|Caribbean Moon, 1987|
In 2009, I posted this comment on Facebook. I'm reminded of Kelly Presley again tonight as the Dodgers begin Game 7 of the World Series:
This is the time of the year I miss Kelly the most...the World Series and the start of the NBA season. He used to explicate every play for me, and, of course, tell me what the coaches and players should have done.
Shined On by His Grace
By Terri Elders
The sun will not harm you by day, nor the moon by night. The Lord will keep you from all harm—he will watch over your life. --Psalm 121: 6, 7
After weeks of training in Belize, my Peace Corps group swore in on Sunday evening, November 1, l987. We feasted on rice-and-beans, waggled our hips to punta rock, and took a zillion photographs.
Finally my friend, Kelly, approached. “Come on, I’ll walk you home. I’ve got an early bus in the morning.”
We hugged everybody, wishing them good luck. I’d be working at the Council of Churches in the Mesopotamia neighborhood of Belize City, so I’d stay right in town. Most everybody else would move to rural areas. We’d joked about our jobs beginning on Monday, the Day of the Dead.
Though we’d been warned about muggers lurking in the shadows, Kelly insisted we didn’t need a cab.
“It’s just a few blocks, it’s still early, and we don’t look like tourists,” he claimed.
The harvest moon shimmered high over Caribbean Shores as we walked up Baymen Avenue toward our host homes. The air grew fragrant with frangipani, a welcome contrast to the odors emanating from the open sewers we’d recently passed.
Nonetheless, I grew uneasy as we passed a knot of what the locals called base boys, unemployed youth who gathered on corners to hassle passers-by for a shilling or two. I glimpsed a few glancing at us, then nudging one another.
As we neared a corner I heard quickening footsteps and two young men rushed up. One swung a bat at Kelly’s head. The other thumped something against my arm, then grabbed my shoulder bag and yanked. The strap twisted around my wrist, and I was jerked to the ground. As soon as my assailant could free the bag, the pair sprinted off toward the sea.

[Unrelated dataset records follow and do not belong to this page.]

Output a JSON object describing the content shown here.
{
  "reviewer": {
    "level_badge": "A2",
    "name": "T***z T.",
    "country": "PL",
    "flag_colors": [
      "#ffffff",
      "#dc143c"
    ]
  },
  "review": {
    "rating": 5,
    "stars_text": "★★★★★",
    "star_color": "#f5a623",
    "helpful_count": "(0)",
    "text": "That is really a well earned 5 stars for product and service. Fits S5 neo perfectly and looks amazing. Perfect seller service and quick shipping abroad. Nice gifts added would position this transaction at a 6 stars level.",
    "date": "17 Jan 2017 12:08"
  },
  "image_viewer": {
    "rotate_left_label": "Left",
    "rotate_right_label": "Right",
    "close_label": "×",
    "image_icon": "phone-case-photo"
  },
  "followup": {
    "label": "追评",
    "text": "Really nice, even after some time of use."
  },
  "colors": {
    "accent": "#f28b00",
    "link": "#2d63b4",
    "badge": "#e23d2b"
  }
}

As I leaned over my friend, I realized that this was my darkest moment yet. Even as I wondered if either of us would survive, I realized the irony of the moment…just as we were about to begin realizing our dream of service, we’d been assaulted.
Kelly’s eyes were closed, but he breathed steadily. I noticed dark blotches on his shirt, and then realized that blood was spurting from my arm. I’d taken first aid so knew I had to stop the bleeding since an artery had been nicked.
“Lord, let me live long enough to get help,” I prayed, struggling to my feet. I ran several yards, shouting for help. Lights flickered on in surrounding homes, and people thundered down the wooden staircases.
“We’ve been attacked. I’ve been stabbed. Somebody please help me tear up my slip to make a tourniquet.”
While they ripped and wrapped, I stared up at the brilliant moon. Suddenly I no longer feared the outcome of the attack. Its light beamed down reassurance that the Lord would see and protect us. I felt convinced we would survive.
A police car arrived. “Please take us to the hospital,” I asked, “and let the Peace Corps director know we’re there.”
We survived. A stateside ambulance jet arrived to ferry us to Florida where I immediately underwent an emergency bypass operation. Eventually Kelly had plastic surgery to repair his forehead.
“It’s a miracle we didn’t die,” Kelly later remarked.
“The reassuring moonlight convinced me the Lord had other plans for us.”
Against all odds we both returned to Belize and successfully served our terms. Jointly we made a lasting impact on social services there. I believe we did the Lord proud.
When things look dark, I remember to repeat this prayer: Dear Lord, keep your light shining on me today. Keep me safe in both the sunlight and the moonlight and guide me to do your will.